The US-led occupation forces was, presumably, working for peace when the US Airforce, as it has repeatedly throughout the war now in its ninth year, bombed a gathering of civilians killing more than 100 in September. And in May. And this month.

Such stories actually occur week in and week out.

No doubt Obama is working for peace when pilotless drones, controlled from a bunker thousands of kilometres way, bomb a Pakistani village that the Taliban have long fled.

No doubt the Obama administration is also working for peace in Honduras. Certainly no one can doubt that, in endless state department press releases, the administration is claiming it is.

In Honduras, the elected president Manuel Zelaya annoyed the hell out of US corporations by raising the minimum wage by 60%.

Not long after, he was kidnapped in his pyjamas, bundled into a place and exiled to Costa Rica.

This act being carried out by a military in which every officer is trained by the US School of the Americas.

The head of the military (and coup) is so keen he graduated from the SOA twice.

Zelaya was flown out of the country from the US military base in Tegucigalpaa.

Despite a public response of, “Hey! Guys! C’mon that’s not nice”, the US continues to train Honduran military officers.

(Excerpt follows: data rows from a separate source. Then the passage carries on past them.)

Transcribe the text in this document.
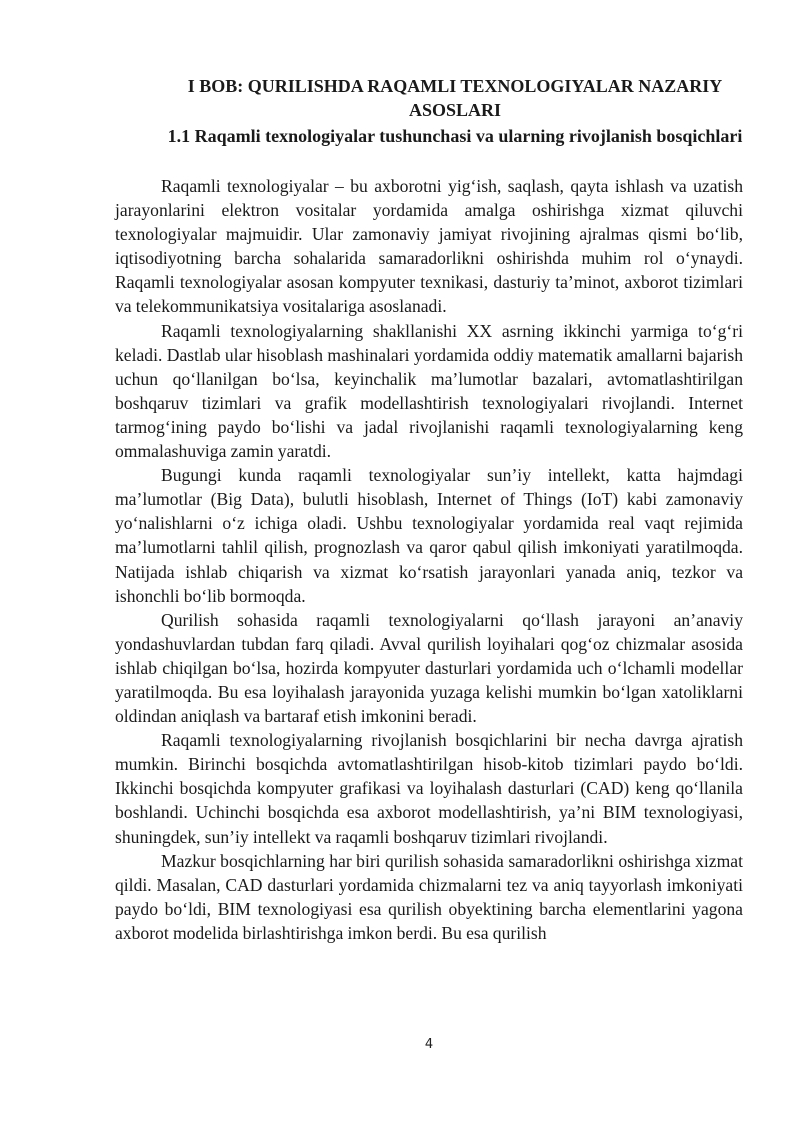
I BOB: QURILISHDA RAQAMLI TEXNOLOGIYALAR NAZARIY ASOSLARI
1.1 Raqamli texnologiyalar tushunchasi va ularning rivojlanish bosqichlari

Raqamli texnologiyalar – bu axborotni yig‘ish, saqlash, qayta ishlash va uzatish jarayonlarini elektron vositalar yordamida amalga oshirishga xizmat qiluvchi texnologiyalar majmuidir. Ular zamonaviy jamiyat rivojining ajralmas qismi bo‘lib, iqtisodiyotning barcha sohalarida samaradorlikni oshirishda muhim rol o‘ynaydi. Raqamli texnologiyalar asosan kompyuter texnikasi, dasturiy ta’minot, axborot tizimlari va telekommunikatsiya vositalariga asoslanadi.

Raqamli texnologiyalarning shakllanishi XX asrning ikkinchi yarmiga to‘g‘ri keladi. Dastlab ular hisoblash mashinalari yordamida oddiy matematik amallarni bajarish uchun qo‘llanilgan bo‘lsa, keyinchalik ma’lumotlar bazalari, avtomatlashtirilgan boshqaruv tizimlari va grafik modellashtirish texnologiyalari rivojlandi. Internet tarmog‘ining paydo bo‘lishi va jadal rivojlanishi raqamli texnologiyalarning keng ommalashuviga zamin yaratdi.

Bugungi kunda raqamli texnologiyalar sun’iy intellekt, katta hajmdagi ma’lumotlar (Big Data), bulutli hisoblash, Internet of Things (IoT) kabi zamonaviy yo‘nalishlarni o‘z ichiga oladi. Ushbu texnologiyalar yordamida real vaqt rejimida ma’lumotlarni tahlil qilish, prognozlash va qaror qabul qilish imkoniyati yaratilmoqda. Natijada ishlab chiqarish va xizmat ko‘rsatish jarayonlari yanada aniq, tezkor va ishonchli bo‘lib bormoqda.

Qurilish sohasida raqamli texnologiyalarni qo‘llash jarayoni an’anaviy yondashuvlardan tubdan farq qiladi. Avval qurilish loyihalari qog‘oz chizmalar asosida ishlab chiqilgan bo‘lsa, hozirda kompyuter dasturlari yordamida uch o‘lchamli modellar yaratilmoqda. Bu esa loyihalash jarayonida yuzaga kelishi mumkin bo‘lgan xatoliklarni oldindan aniqlash va bartaraf etish imkonini beradi.

Raqamli texnologiyalarning rivojlanish bosqichlarini bir necha davrga ajratish mumkin. Birinchi bosqichda avtomatlashtirilgan hisob-kitob tizimlari paydo bo‘ldi. Ikkinchi bosqichda kompyuter grafikasi va loyihalash dasturlari (CAD) keng qo‘llanila boshlandi. Uchinchi bosqichda esa axborot modellashtirish, ya’ni BIM texnologiyasi, shuningdek, sun’iy intellekt va raqamli boshqaruv tizimlari rivojlandi.

Mazkur bosqichlarning har biri qurilish sohasida samaradorlikni oshirishga xizmat qildi. Masalan, CAD dasturlari yordamida chizmalarni tez va aniq tayyorlash imkoniyati paydo bo‘ldi, BIM texnologiyasi esa qurilish obyektining barcha elementlarini yagona axborot modelida birlashtirishga imkon berdi. Bu esa qurilish

4
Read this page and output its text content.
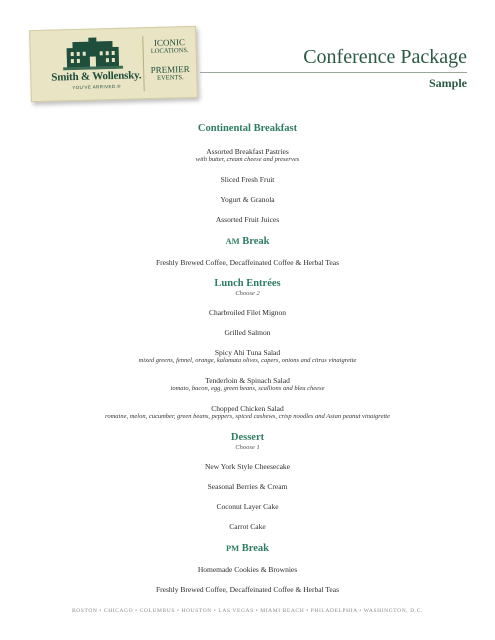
Smith & Wollensky.
YOU'VE ARRIVED.®
ICONIC
LOCATIONS.
PREMIER
EVENTS.
Conference Package
Sample
Continental Breakfast
Assorted Breakfast Pastries
with butter, cream cheese and preserves
Sliced Fresh Fruit
Yogurt & Granola
Assorted Fruit Juices
AM Break
Freshly Brewed Coffee, Decaffeinated Coffee & Herbal Teas
Lunch Entrées
Choose 2
Charbroiled Filet Mignon
Grilled Salmon
Spicy Ahi Tuna Salad
mixed greens, fennel, orange, kalamata olives, capers, onions and citrus vinaigrette
Tenderloin & Spinach Salad
tomato, bacon, egg, green beans, scallions and bleu cheese
Chopped Chicken Salad
romaine, melon, cucumber, green beans, peppers, spiced cashews, crisp noodles and Asian peanut vinaigrette
Dessert
Choose 1
New York Style Cheesecake
Seasonal Berries & Cream
Coconut Layer Cake
Carrot Cake
PM Break
Homemade Cookies & Brownies
Freshly Brewed Coffee, Decaffeinated Coffee & Herbal Teas
BOSTON • CHICAGO • COLUMBUS • HOUSTON • LAS VEGAS • MIAMI BEACH • PHILADELPHIA • WASHINGTON, D.C.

And, claims by state department press releases notwithstanding, has still not cut off the large majority of its aid to the regime.

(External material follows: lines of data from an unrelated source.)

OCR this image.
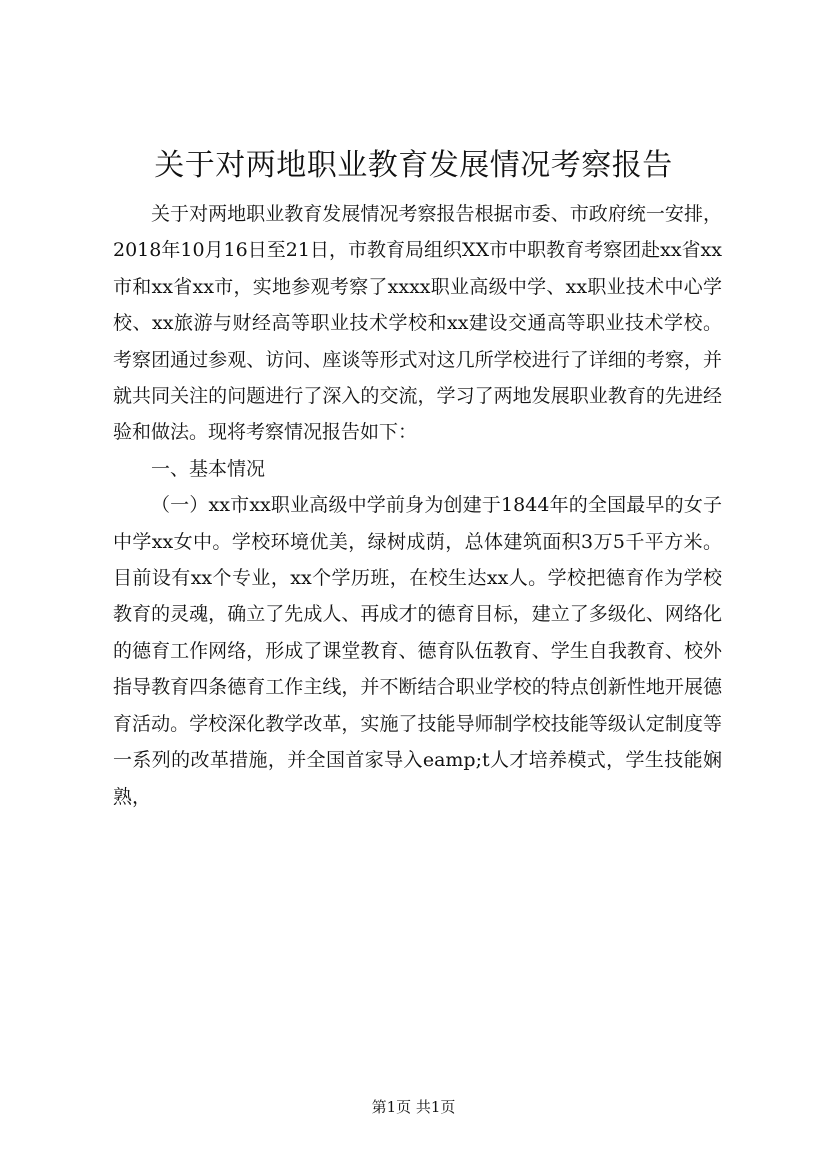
关于对两地职业教育发展情况考察报告

关于对两地职业教育发展情况考察报告根据市委、市政府统一安排，2018年10月16日至21日，市教育局组织XX市中职教育考察团赴xx省xx市和xx省xx市，实地参观考察了xxxx职业高级中学、xx职业技术中心学校、xx旅游与财经高等职业技术学校和xx建设交通高等职业技术学校。考察团通过参观、访问、座谈等形式对这几所学校进行了详细的考察，并就共同关注的问题进行了深入的交流，学习了两地发展职业教育的先进经验和做法。现将考察情况报告如下：

一、基本情况

（一）xx市xx职业高级中学前身为创建于1844年的全国最早的女子中学xx女中。学校环境优美，绿树成荫，总体建筑面积3万5千平方米。目前设有xx个专业，xx个学历班，在校生达xx人。学校把德育作为学校教育的灵魂，确立了先成人、再成才的德育目标，建立了多级化、网络化的德育工作网络，形成了课堂教育、德育队伍教育、学生自我教育、校外指导教育四条德育工作主线，并不断结合职业学校的特点创新性地开展德育活动。学校深化教学改革，实施了技能导师制学校技能等级认定制度等一系列的改革措施，并全国首家导入eamp;t人才培养模式，学生技能娴熟，

第1页 共1页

The military Obama refuses to cut ties with is right now killing and torturing unarmed civilians demanding the president they elected be returned.

In case Latin America didn't get the hint, straight after the coup occurred, it was announced that there would be five new US military bases in Colombia.

Colombia is the third largest recipient of US military aid, which it uses to further world peace by killing civilians pretending they are guerrillas.

It also is home to the highest rate of assassination of trade unionists each year of any other nation. In fact, some 60% of the world total occurs in Colombia.

Of course, the biggest recipient of US military aid is Israel, of which Obama is such an outspoken supporter.

Standard rhetoric about the need for a peace deal, contained in the same state department press releases circulated for the last 15 years, notwithstanding, this continues under Obama without any risk.

Enabling, of course, Israel to commit crimes against humanity.

Whatever the intention of those inscrutable Scandinavians, it does appear that, to win a Nobel Peace Prize, no actual talent in the field of peace is required. The very opposite seems rewarded.

Not unlike the Grammys really.

And, if we look it at it, we must admit: the Obama administration’s contribution to world peace is not really all that different to multi-Grammy winner Mariah Carey’s contribution to music.

Their effects on their respective fields are, in fact, strikingly similar.

And I do find listening to Mariah Carey enables me to feel, in a small way, something of what it must be like to be a prisoner held indefinitely without charge in the US-run Bagrahm prison in Afghanistan.

Those lucky enough to have trialled the services available to a prisoner in both Bagrahm and Guantanamo say they prefer Guantanamo.

Obama made the high-profile pledge to close Guantanamo. Bagrahm, continues unhindered in its torture policy.

And Orwell is at last rewarded with a belated Nobel Prize.




“When you left I lost a part of me, it's still so hard to believe. Come back baby,
'cause we belong together”. This Grammy-winning song’s contribution to the field of music is similar to Barack Obama’s to world peace.